In 2023, Raytheon CEO Greg Hayes warned that Beijing effectively has the US military’s supply chain by the balls, thanks to America’s reliance on rare earths and other materials which either come from, or are processed in, China.
According to Hayes, Raytheon has “several thousand suppliers in China,” because of which “decoupling … is impossible.“
“We can de-risk but not decouple,” he told the Financial Times, adding that he thinks this is the case “for everybody.”
“Think about the $500bn of trade that goes from China to the US every year. More than 95 per cent of rare earth materials or metals come from, or are processed in, China. There is no alternative,” he said.
Fast forward two years later – and China’s recent curbs on the export of critical minerals are rippling through the U.S. defense supply chain, slowing production schedules and sending manufacturers on a global search for scarce materials needed in everything from munitions to fighter jets.
In short, amid a surge in U.S.-China trade tensions earlier this year, Beijing tightened its control over rare earth exports.
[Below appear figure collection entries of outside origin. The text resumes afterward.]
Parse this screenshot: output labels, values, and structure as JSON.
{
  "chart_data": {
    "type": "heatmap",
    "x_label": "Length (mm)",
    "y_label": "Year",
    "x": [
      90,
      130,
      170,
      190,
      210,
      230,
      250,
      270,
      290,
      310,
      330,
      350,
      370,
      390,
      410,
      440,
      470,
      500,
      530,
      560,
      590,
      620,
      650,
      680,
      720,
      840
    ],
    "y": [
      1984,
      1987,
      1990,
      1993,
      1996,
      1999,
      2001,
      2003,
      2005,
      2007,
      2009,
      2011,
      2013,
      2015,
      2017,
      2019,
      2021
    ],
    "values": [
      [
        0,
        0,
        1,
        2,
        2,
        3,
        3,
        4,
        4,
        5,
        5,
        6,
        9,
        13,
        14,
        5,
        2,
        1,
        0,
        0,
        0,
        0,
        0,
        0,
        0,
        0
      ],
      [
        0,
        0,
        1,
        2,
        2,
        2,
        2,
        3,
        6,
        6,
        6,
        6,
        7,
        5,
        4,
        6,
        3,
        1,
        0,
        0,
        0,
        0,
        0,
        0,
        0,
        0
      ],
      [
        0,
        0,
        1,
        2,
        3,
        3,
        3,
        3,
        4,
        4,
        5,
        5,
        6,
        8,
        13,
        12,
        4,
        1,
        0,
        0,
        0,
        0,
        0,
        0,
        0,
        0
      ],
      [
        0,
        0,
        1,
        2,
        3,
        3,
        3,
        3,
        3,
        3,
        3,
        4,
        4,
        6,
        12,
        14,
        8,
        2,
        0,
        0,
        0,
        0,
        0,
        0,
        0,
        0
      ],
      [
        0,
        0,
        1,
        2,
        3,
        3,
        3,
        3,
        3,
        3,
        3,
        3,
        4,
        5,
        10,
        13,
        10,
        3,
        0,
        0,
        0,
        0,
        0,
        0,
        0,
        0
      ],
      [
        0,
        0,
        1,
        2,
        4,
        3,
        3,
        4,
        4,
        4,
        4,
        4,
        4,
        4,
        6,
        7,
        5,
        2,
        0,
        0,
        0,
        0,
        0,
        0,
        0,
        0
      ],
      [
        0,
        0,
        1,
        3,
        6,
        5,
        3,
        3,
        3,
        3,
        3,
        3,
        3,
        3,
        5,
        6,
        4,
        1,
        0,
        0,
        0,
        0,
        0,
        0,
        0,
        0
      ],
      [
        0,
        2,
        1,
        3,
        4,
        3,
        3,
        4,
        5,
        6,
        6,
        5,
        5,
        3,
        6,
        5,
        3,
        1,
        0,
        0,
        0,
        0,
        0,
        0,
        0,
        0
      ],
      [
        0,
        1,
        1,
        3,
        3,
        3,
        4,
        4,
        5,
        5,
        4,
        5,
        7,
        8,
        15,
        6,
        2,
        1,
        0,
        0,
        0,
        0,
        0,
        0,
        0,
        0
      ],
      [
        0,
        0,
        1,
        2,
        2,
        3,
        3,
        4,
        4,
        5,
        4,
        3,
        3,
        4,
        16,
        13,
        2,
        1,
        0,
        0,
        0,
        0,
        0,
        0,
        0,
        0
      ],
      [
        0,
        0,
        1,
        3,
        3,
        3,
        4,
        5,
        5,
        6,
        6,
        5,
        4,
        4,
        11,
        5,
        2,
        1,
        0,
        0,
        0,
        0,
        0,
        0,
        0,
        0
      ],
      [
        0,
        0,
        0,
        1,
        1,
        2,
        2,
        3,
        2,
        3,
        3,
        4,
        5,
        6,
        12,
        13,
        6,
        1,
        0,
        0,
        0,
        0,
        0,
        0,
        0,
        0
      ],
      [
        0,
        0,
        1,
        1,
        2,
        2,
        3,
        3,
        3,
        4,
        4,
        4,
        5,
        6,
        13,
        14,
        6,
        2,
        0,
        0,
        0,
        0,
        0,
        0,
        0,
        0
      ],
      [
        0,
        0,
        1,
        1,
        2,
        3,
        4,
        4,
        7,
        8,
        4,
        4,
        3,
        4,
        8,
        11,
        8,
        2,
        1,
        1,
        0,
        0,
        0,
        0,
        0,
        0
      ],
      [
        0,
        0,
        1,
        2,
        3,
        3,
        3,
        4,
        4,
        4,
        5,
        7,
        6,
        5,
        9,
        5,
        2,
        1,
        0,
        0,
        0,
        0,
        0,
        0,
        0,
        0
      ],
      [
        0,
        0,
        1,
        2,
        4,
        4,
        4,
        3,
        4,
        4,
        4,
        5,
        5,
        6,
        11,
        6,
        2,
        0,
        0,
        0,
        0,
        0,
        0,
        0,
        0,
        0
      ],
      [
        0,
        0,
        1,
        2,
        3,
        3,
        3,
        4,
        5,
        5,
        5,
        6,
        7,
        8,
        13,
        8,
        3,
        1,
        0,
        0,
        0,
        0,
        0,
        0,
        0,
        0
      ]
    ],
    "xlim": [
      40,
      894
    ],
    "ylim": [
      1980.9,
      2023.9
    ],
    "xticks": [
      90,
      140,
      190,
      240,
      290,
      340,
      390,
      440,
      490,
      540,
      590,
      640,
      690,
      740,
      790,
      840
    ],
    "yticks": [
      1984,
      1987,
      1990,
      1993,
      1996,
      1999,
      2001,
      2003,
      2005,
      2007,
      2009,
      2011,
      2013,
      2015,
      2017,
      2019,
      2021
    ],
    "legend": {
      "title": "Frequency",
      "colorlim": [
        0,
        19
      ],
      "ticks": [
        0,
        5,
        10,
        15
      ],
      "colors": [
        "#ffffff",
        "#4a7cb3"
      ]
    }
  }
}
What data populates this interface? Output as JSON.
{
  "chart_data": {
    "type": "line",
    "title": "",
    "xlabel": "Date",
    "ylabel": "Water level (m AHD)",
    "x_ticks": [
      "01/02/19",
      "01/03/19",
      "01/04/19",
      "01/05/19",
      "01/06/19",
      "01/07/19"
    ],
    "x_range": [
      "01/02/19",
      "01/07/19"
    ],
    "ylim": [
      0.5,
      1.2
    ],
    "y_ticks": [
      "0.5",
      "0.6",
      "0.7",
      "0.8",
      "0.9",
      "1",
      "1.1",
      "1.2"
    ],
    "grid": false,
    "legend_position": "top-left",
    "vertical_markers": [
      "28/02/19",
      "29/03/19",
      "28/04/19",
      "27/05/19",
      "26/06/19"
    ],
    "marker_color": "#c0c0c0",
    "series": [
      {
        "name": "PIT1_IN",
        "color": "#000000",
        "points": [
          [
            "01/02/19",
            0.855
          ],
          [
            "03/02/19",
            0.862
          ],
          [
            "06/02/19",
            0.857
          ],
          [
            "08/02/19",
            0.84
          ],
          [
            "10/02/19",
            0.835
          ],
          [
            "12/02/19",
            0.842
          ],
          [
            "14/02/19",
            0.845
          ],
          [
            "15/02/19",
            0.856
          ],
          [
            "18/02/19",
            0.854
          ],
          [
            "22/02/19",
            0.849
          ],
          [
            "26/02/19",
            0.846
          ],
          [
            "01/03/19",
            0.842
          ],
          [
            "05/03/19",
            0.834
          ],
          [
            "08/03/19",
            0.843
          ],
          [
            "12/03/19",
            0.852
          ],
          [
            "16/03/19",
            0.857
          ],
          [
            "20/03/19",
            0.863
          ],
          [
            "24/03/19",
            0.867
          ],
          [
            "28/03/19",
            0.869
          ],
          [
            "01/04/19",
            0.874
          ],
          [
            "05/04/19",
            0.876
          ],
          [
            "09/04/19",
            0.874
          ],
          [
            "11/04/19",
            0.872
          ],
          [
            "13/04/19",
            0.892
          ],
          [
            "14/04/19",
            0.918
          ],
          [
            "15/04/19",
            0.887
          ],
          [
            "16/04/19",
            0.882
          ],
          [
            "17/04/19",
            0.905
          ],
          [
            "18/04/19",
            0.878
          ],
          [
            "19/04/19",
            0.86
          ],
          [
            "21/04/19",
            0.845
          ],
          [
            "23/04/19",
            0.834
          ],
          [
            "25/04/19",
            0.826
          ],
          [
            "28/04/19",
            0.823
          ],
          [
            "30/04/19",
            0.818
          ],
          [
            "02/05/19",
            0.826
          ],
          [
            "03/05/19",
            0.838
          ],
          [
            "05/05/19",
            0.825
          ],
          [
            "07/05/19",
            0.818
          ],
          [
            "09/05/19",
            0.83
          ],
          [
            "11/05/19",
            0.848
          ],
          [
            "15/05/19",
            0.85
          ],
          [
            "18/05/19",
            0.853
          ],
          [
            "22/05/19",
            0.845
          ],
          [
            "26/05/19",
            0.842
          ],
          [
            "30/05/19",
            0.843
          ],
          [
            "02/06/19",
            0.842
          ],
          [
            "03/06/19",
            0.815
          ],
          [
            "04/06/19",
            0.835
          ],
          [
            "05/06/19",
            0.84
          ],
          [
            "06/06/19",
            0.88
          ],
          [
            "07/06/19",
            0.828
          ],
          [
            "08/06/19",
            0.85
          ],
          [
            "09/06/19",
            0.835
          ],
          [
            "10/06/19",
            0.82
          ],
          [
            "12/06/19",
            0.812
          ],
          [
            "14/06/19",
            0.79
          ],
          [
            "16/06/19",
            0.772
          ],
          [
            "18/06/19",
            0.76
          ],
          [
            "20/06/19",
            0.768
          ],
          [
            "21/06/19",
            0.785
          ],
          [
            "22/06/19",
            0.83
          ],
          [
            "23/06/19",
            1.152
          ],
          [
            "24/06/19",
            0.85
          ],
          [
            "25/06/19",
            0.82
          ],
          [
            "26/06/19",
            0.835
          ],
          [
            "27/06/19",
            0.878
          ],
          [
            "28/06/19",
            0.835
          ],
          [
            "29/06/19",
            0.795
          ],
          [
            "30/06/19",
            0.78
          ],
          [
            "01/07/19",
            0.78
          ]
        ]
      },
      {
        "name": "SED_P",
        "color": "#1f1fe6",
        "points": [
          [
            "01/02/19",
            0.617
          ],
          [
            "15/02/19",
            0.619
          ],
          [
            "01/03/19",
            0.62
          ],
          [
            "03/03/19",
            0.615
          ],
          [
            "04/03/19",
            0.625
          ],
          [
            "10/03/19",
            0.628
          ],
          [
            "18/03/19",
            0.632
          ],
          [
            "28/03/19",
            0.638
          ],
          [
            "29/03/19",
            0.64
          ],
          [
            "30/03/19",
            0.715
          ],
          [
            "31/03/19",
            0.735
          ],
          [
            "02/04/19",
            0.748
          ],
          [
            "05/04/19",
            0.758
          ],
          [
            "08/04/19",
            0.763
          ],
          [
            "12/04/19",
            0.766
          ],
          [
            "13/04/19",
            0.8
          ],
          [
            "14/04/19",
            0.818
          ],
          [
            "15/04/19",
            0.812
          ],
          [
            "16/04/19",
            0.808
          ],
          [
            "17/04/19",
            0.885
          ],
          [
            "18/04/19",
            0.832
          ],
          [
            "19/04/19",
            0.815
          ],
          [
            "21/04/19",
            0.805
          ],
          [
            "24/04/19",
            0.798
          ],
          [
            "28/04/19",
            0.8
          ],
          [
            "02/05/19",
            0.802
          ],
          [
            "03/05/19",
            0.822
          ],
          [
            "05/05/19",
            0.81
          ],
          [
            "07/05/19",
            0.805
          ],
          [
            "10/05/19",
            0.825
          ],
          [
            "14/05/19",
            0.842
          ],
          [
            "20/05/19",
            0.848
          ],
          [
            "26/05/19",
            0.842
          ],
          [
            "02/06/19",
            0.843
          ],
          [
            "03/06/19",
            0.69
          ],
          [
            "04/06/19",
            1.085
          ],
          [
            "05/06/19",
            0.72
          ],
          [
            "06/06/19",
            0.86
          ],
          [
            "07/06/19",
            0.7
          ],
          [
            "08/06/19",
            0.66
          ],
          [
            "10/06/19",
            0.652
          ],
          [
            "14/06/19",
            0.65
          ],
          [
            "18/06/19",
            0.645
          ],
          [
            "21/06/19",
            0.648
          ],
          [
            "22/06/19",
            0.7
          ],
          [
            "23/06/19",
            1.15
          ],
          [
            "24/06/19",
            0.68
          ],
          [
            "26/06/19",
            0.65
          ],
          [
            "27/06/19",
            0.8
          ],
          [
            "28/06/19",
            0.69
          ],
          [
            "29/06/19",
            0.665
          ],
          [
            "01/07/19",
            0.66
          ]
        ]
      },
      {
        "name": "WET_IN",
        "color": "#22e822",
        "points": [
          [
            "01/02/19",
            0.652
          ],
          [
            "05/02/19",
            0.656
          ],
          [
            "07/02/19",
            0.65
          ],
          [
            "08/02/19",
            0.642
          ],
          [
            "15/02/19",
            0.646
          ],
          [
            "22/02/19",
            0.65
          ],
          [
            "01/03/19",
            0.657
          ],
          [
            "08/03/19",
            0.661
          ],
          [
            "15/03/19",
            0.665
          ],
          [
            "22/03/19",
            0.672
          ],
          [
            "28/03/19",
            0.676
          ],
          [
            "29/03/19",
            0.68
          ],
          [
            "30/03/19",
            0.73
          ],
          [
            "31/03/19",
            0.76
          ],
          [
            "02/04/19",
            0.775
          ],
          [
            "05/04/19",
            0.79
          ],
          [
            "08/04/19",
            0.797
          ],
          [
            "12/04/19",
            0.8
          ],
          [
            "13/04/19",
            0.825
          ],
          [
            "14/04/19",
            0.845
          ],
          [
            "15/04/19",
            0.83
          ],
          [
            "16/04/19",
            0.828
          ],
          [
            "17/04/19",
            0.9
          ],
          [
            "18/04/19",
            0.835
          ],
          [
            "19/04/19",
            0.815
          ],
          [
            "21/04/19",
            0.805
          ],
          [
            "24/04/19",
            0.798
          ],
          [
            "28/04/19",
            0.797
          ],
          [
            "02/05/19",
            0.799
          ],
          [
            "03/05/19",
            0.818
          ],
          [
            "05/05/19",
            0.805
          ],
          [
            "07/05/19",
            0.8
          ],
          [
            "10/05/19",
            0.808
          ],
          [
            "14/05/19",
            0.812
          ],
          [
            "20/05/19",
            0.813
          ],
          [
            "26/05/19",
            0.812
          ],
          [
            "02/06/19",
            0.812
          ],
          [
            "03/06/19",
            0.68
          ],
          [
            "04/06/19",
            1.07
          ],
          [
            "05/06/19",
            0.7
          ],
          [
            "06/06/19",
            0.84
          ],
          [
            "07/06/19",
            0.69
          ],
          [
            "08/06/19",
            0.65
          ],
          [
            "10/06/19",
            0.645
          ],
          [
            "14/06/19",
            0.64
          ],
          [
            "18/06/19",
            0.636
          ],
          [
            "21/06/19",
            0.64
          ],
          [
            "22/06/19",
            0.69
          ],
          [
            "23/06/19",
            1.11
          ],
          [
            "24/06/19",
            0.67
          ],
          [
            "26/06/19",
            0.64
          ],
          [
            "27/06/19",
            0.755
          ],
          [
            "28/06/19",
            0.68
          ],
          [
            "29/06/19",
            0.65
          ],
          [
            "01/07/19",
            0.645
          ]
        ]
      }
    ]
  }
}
Those shipments resumed after the Trump administration reached a set of trade concessions in June, however China has kept a firm hold on materials destined for defense use. Accounting for roughly 90 percent of the world’s rare earth output – and dominating the supply of other strategic minerals – China has also barred the sale of germanium, gallium and antimony to the United States since December. The three metals are essential for bullet hardening, night-vision optics and other military applications, the WSJ reports.